# i love to draw!! will draw horse for you!!



## mistygirl (May 13, 2010)

hello i'm 16 and love to draw horse i want to work more on them will love to draw horses and will even mail the sketch to you if you need me too. Would only need to pay for shiping other wise will take a pic and post it. 

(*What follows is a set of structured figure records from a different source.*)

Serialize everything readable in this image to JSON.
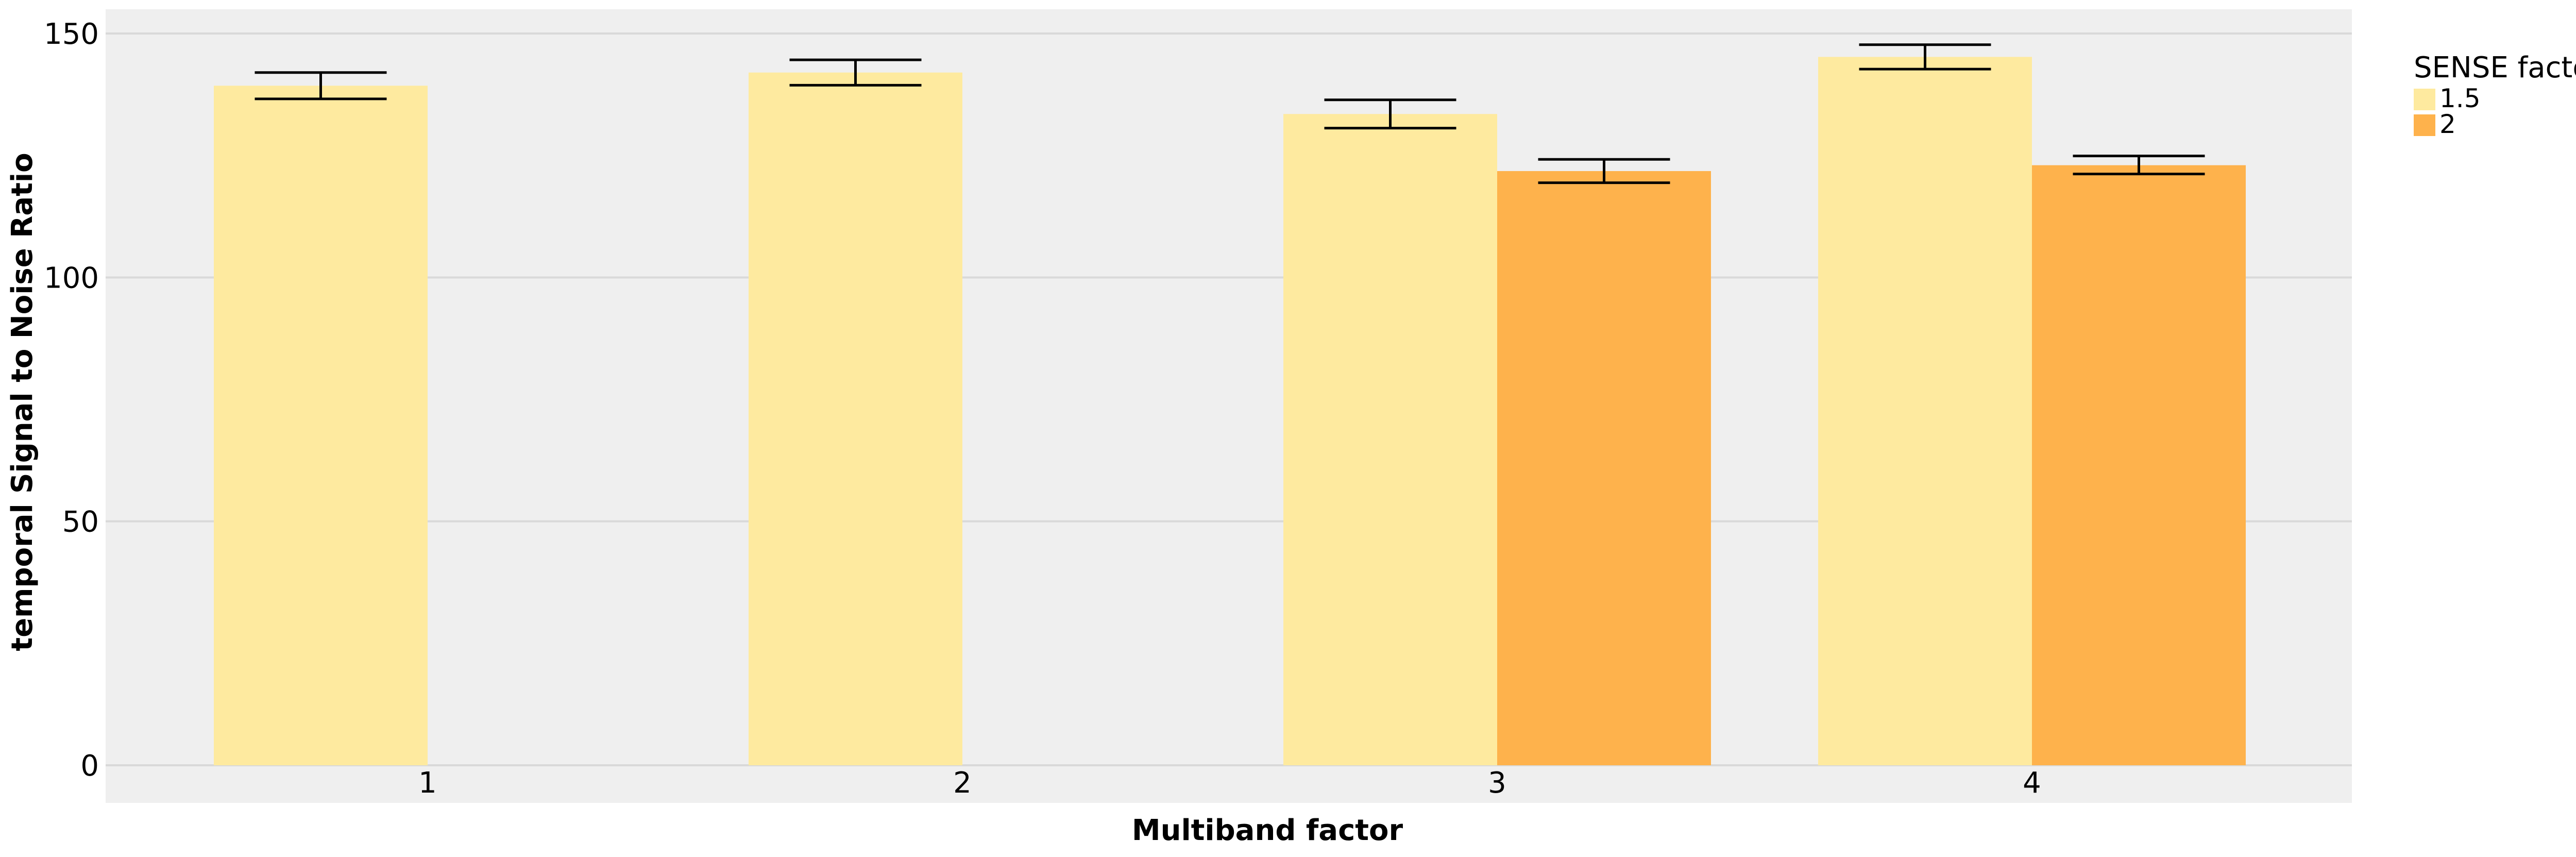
{
  "chart_data": {
    "type": "bar",
    "title": "",
    "xlabel": "Multiband factor",
    "ylabel": "temporal Signal to Noise Ratio",
    "categories": [
      "1",
      "2",
      "3",
      "4"
    ],
    "ylim": [
      0,
      150
    ],
    "yticks": [
      0,
      50,
      100,
      150
    ],
    "grid": true,
    "legend": {
      "title": "SENSE factor",
      "placement": "right-top"
    },
    "series": [
      {
        "name": "1.5",
        "color": "#FEEA9F",
        "values": [
          139.3,
          142.0,
          133.5,
          145.2
        ],
        "error_low": [
          136.6,
          139.4,
          130.6,
          142.7
        ],
        "error_high": [
          142.0,
          144.6,
          136.4,
          147.7
        ]
      },
      {
        "name": "2",
        "color": "#FEB24C",
        "values": [
          null,
          null,
          121.8,
          123.0
        ],
        "error_low": [
          null,
          null,
          119.4,
          121.2
        ],
        "error_high": [
          null,
          null,
          124.2,
          124.9
        ]
      }
    ],
    "colors": {
      "panel_background": "#EFEFEF",
      "gridline": "#D9D9D9",
      "errorbar": "#000000"
    }
  }
}
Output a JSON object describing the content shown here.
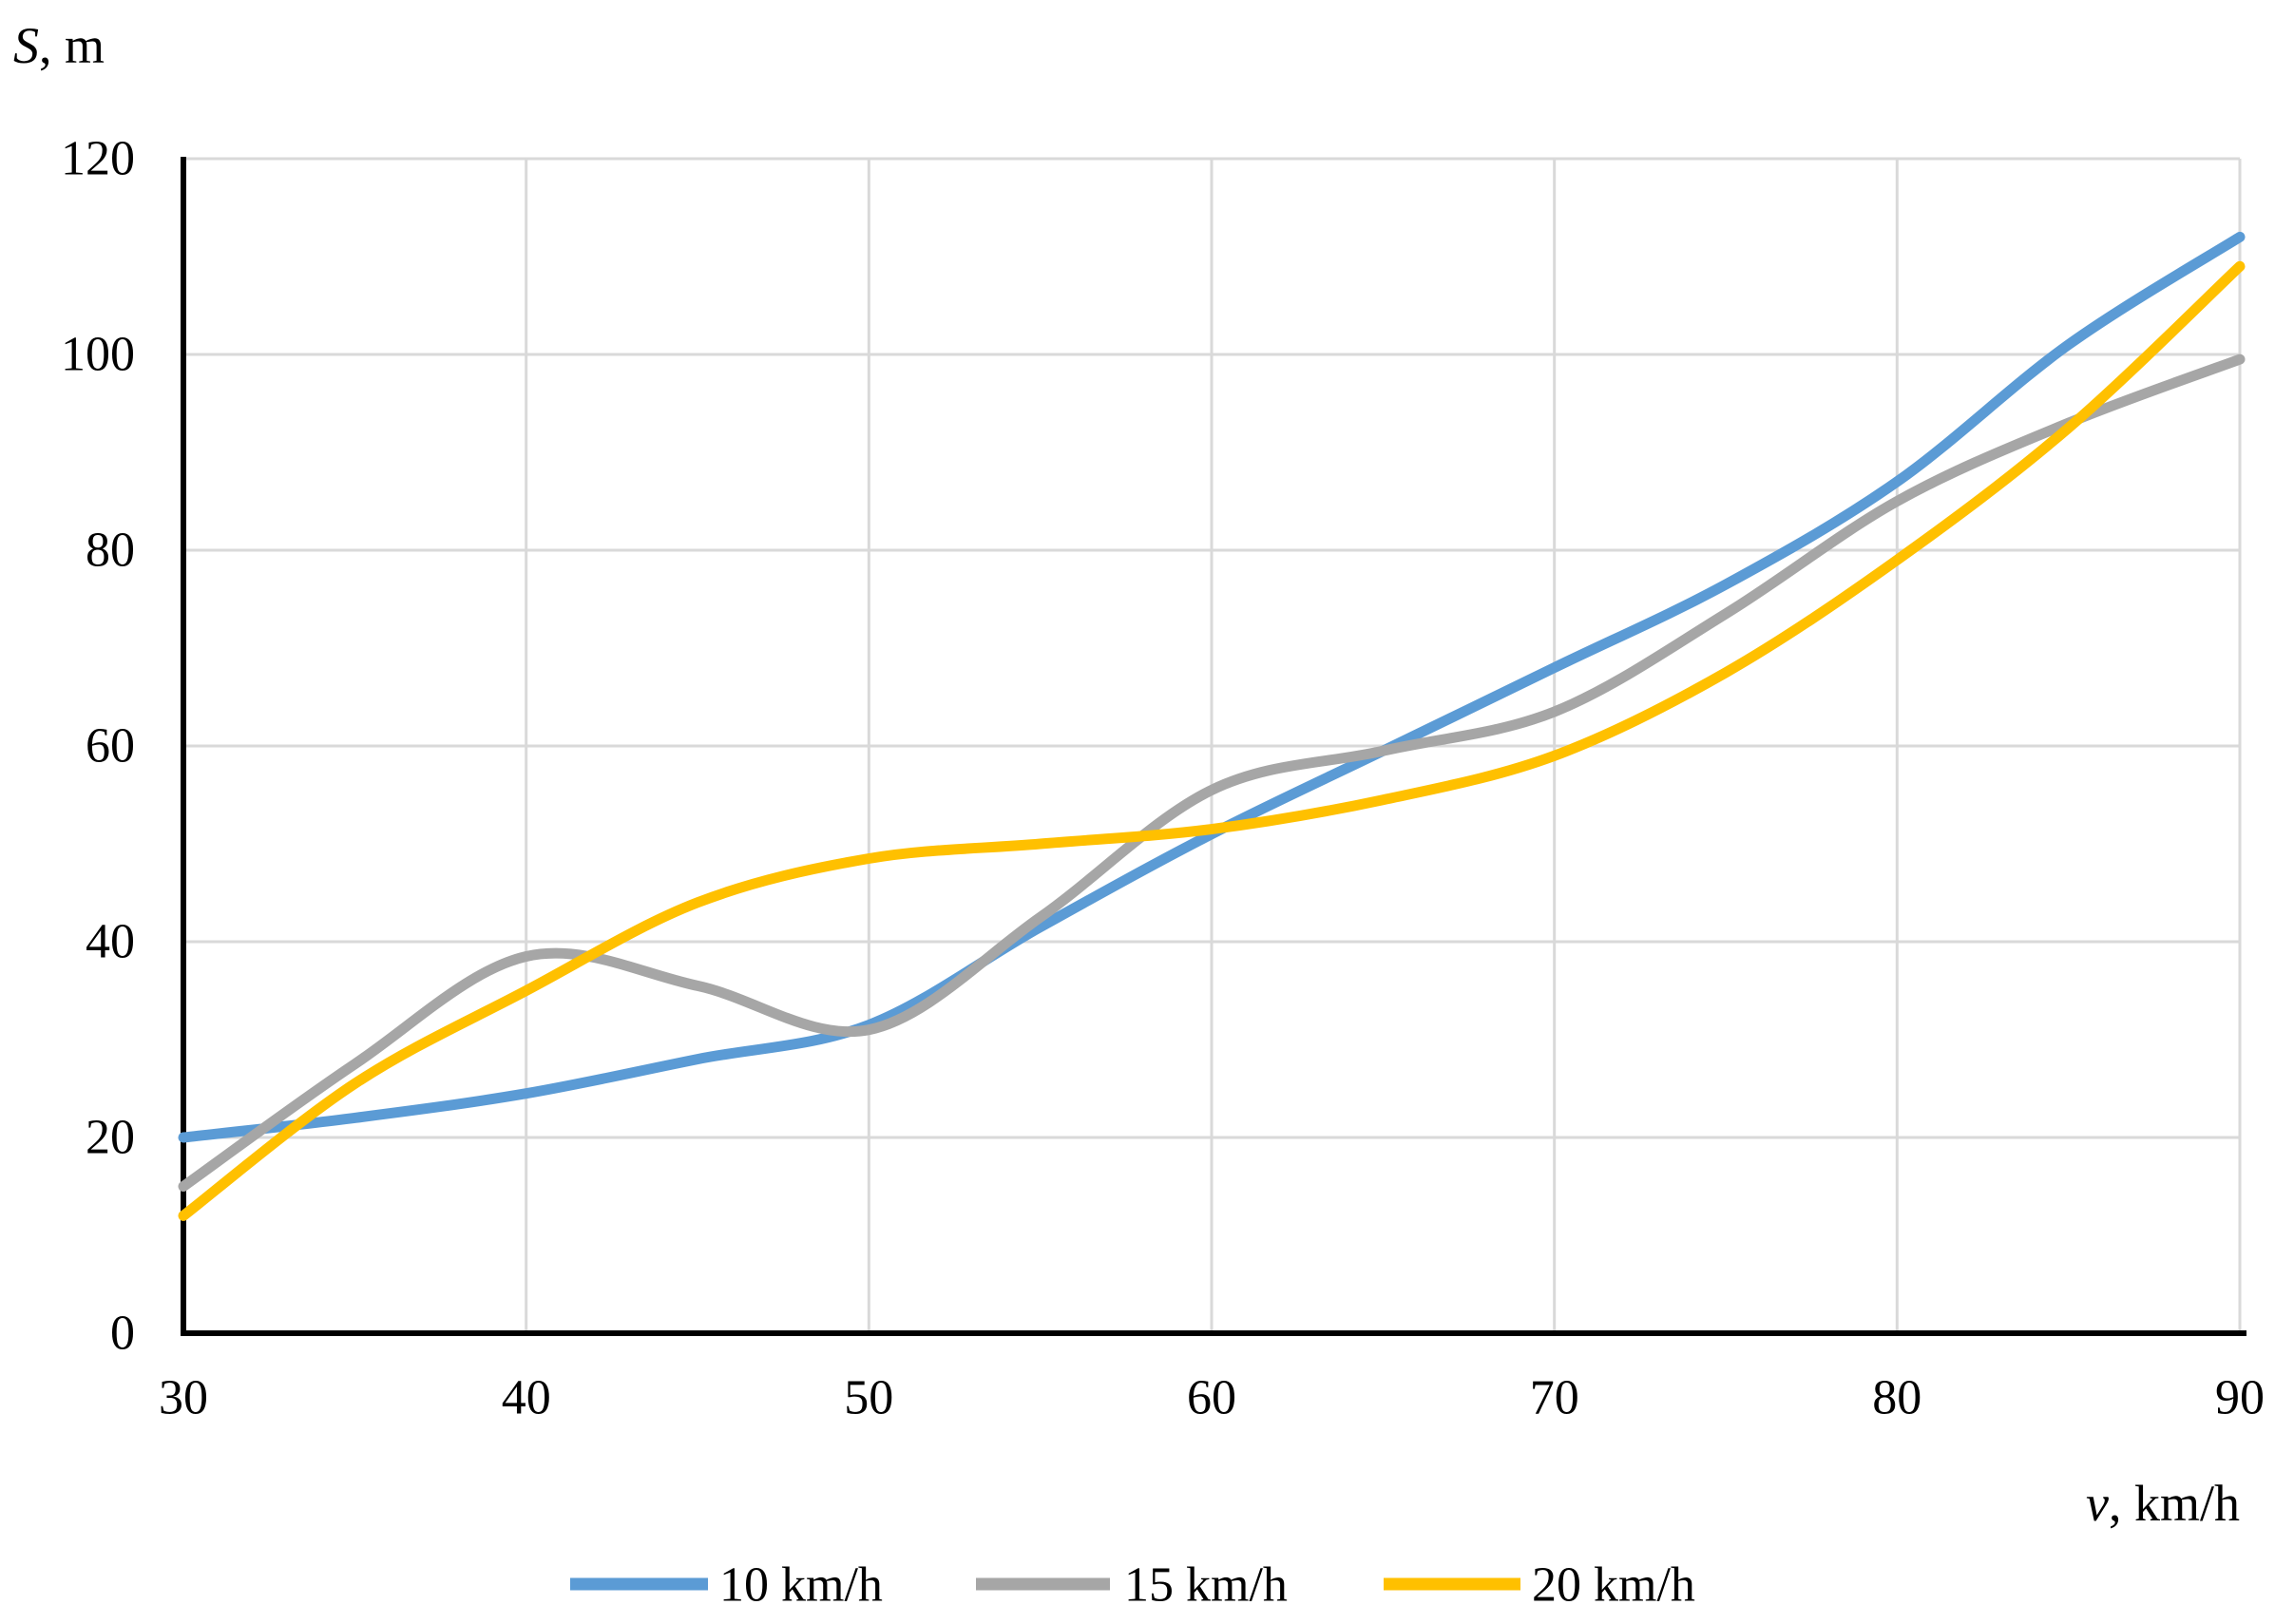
{
  "chart_data": {
    "type": "line",
    "title": "",
    "xlabel": "v, km/h",
    "ylabel": "S, m",
    "xlim": [
      30,
      90
    ],
    "ylim": [
      0,
      120
    ],
    "x_ticks": [
      30,
      40,
      50,
      60,
      70,
      80,
      90
    ],
    "y_ticks": [
      0,
      20,
      40,
      60,
      80,
      100,
      120
    ],
    "grid": true,
    "grid_color": "#D9D9D9",
    "axis_color": "#000000",
    "legend_position": "bottom-center",
    "x": [
      30,
      35,
      40,
      45,
      50,
      55,
      60,
      65,
      70,
      75,
      80,
      85,
      90
    ],
    "series": [
      {
        "name": "10 km/h",
        "color": "#5B9BD5",
        "values": [
          20,
          22,
          24.5,
          28,
          31.5,
          41.5,
          51,
          59.5,
          68,
          76.5,
          87,
          101,
          112
        ]
      },
      {
        "name": "15 km/h",
        "color": "#A6A6A6",
        "values": [
          15,
          27.5,
          38.5,
          35.5,
          31,
          42.5,
          55.5,
          59.5,
          63.5,
          73.5,
          85,
          93,
          99.5
        ]
      },
      {
        "name": "20 km/h",
        "color": "#FFC000",
        "values": [
          12,
          25.5,
          35,
          44,
          48.5,
          50,
          51.5,
          54.5,
          59,
          67.5,
          79,
          92.5,
          109
        ]
      }
    ]
  },
  "axis_titles": {
    "y_symbol": "S",
    "y_rest": ", m",
    "x_symbol": "v",
    "x_rest": ", km/h"
  },
  "legend": {
    "items": [
      {
        "label": "10 km/h",
        "color": "#5B9BD5"
      },
      {
        "label": "15 km/h",
        "color": "#A6A6A6"
      },
      {
        "label": "20 km/h",
        "color": "#FFC000"
      }
    ]
  }
}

don't have any of my drawing here. will put one up tomarrow


----------



## myhorsesonador (Jun 21, 2009)

Hey can you draw sonador? I'm still working on the one of misty for yah.


----------



## mistygirl (May 13, 2010)

yeah no poblem yay i have another horse drawing project haha.


----------



## mistygirl (May 13, 2010)

heres the one i did of misty


----------



## AfterParty (Jun 4, 2010)

I'd love a drawing of my girl


----------



## HorseLove4ever (Apr 21, 2009)

Could you draw Pumpkin for me?


----------



## HorseLove4ever (Apr 21, 2009)

this is one from a different angle. Use wichever one works. thanks!!!


----------



## mistygirl (May 13, 2010)

heres sonador!!! i love it i'm kinda a cartoony drawer. hope you like it.


----------



## mistygirl (May 13, 2010)

her is horselover4ever's horse sketch for her.


----------



## AngelWithoutWings54 (May 24, 2010)

Could you do one of Jerry? There are pictures of him in "My Barn" if you don't want to draw the one of my avatar.

Thanks!


----------



## payette (Jun 3, 2010)

Love 'em! Especially the "catoony" one- FANTASTIC!!


----------



## HorseLove4ever (Apr 21, 2009)

Its so pretty! thank you so much.


----------



## mistygirl (May 13, 2010)

your welcome.


----------



## mistygirl (May 13, 2010)

angelwithoutwings54's horse drawn i did my best and had fun drawing it. hope you like it let me know if you want the drawn copy.


----------